We can only think creatively when we oscillate between mind and no-mind.

The mind is essentially a survival machine. Attack and defense against other minds, gathering, storing, and analyzing information – this is what it is good at, but it is not at all creative. All true artists, whether they know it or not, create from a place of no-mind, from inner stillness. The mind then gives form to the creative impulse or insight. Even the great scientists have reported that their creative breakthroughs came at a time of mental quietude. The surprising result of a nation-wide inquiry among America’s most eminent mathematicians, including Einstein, to find out their working methods, was that: (Thinking) plays only a subordinate part in the brief, decisive phase of the creative act itself.

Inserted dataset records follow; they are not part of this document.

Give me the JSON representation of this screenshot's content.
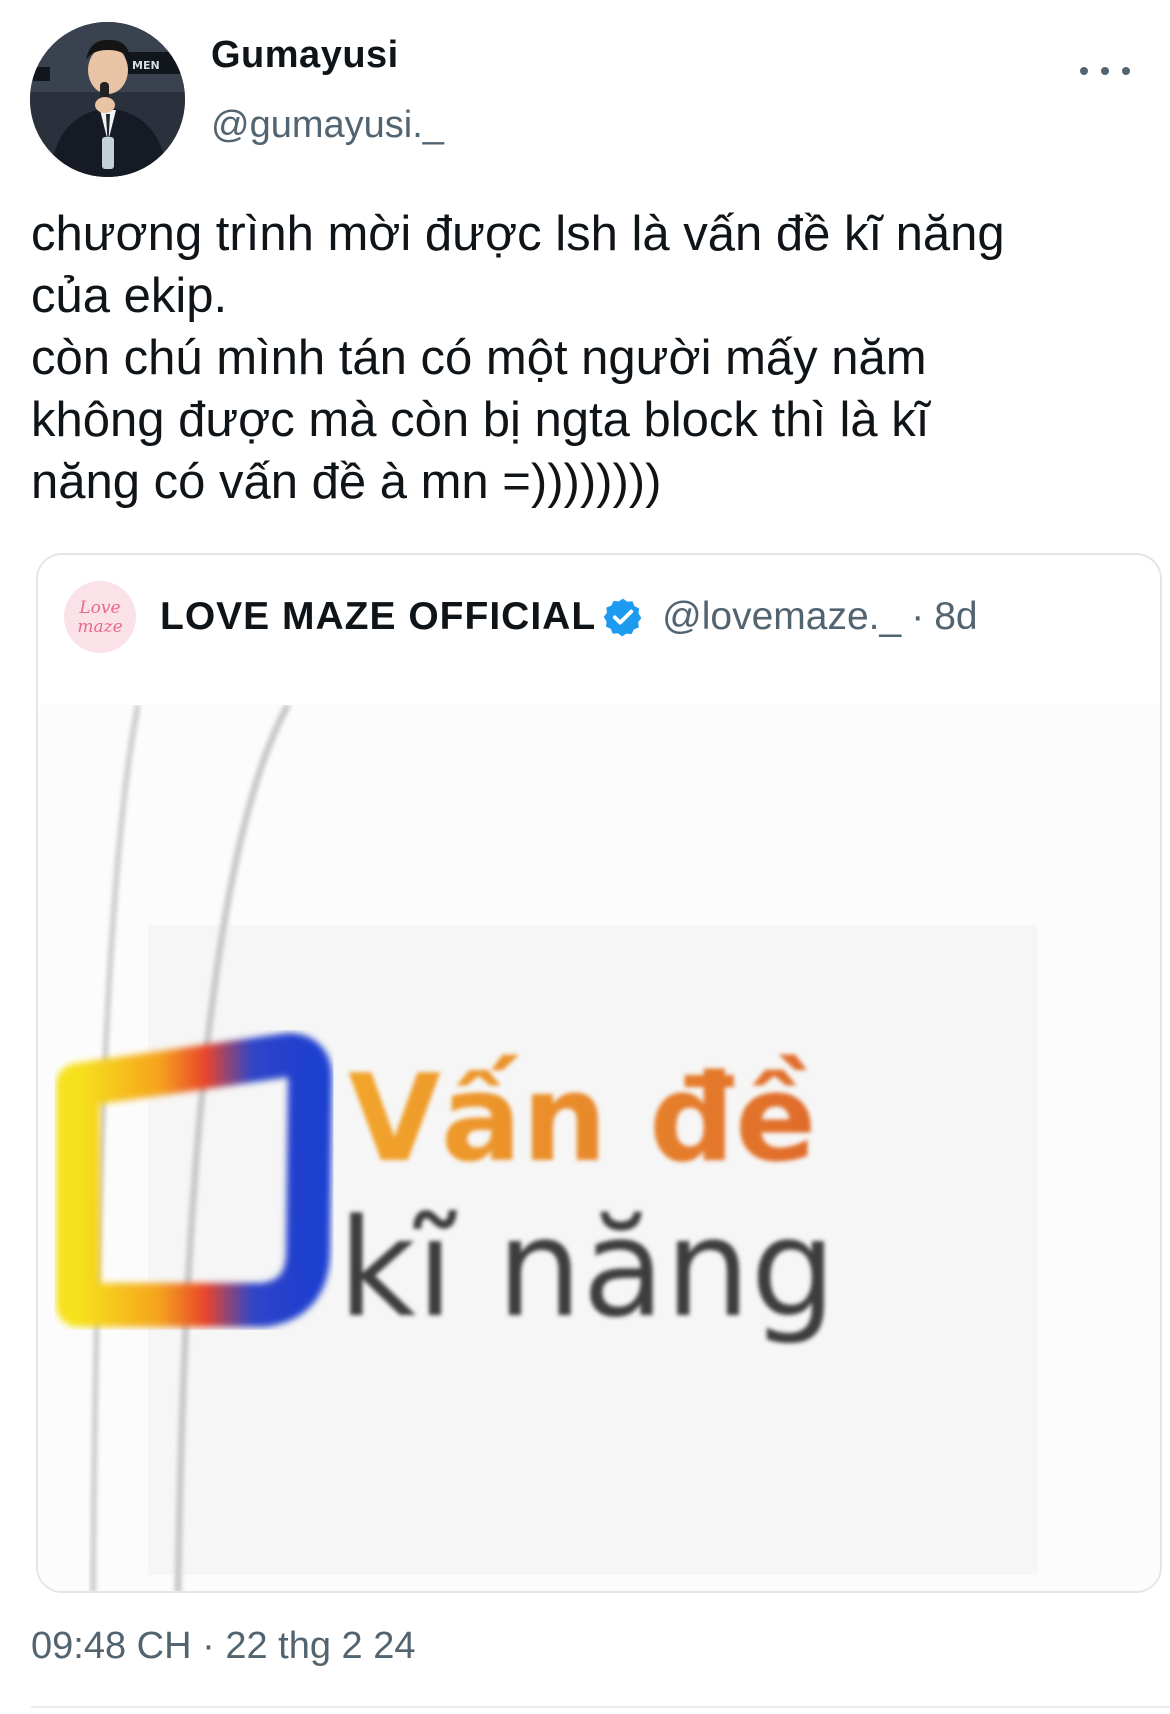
{
  "tweet": {
    "author_name": "Gumayusi",
    "author_handle": "@gumayusi._",
    "text": "chương trình mời được lsh là vấn đề kĩ năng\ncủa ekip.\ncòn chú mình tán có một người mấy năm\nkhông được mà còn bị ngta block thì là kĩ\nnăng có vấn đề à mn =))))))))",
    "timestamp": "09:48 CH",
    "separator": "·",
    "date": "22 thg 2 24"
  },
  "quote": {
    "author_name": "LOVE MAZE OFFICIAL",
    "author_handle": "@lovemaze._",
    "separator": "·",
    "age": "8d",
    "avatar_text_line1": "Love",
    "avatar_text_line2": "maze",
    "image_text_line1": "Vấn đề",
    "image_text_line2": "kĩ năng"
  },
  "icons": {
    "more": "more-horizontal-icon",
    "verified": "verified-badge-icon"
  },
  "colors": {
    "text": "#0f1419",
    "secondary": "#536471",
    "verified": "#1d9bf0",
    "border": "#e1e6ea"
  }
}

The simple reason why the majority of scientists are not creative is not because they don’t know how to think, but because they don’t know how to stop thinking!

It wasn’t through the mind, through thinking, that the miracle that is life on earth or your body were created and are being sustained. There is clearly an intelligence at work that is far greater than the mind. How can a single human cell measuring 1/1,000 of an inch across contain instructions within its DNA that would fill 1,000 books of 600 pages each? The more we learn about the workings of the body, the more we realize just how vast is the intelligence at work within it and how little we know. When the mind reconnects with that, it becomes a most wonderful tool. It then serves something greater than itself.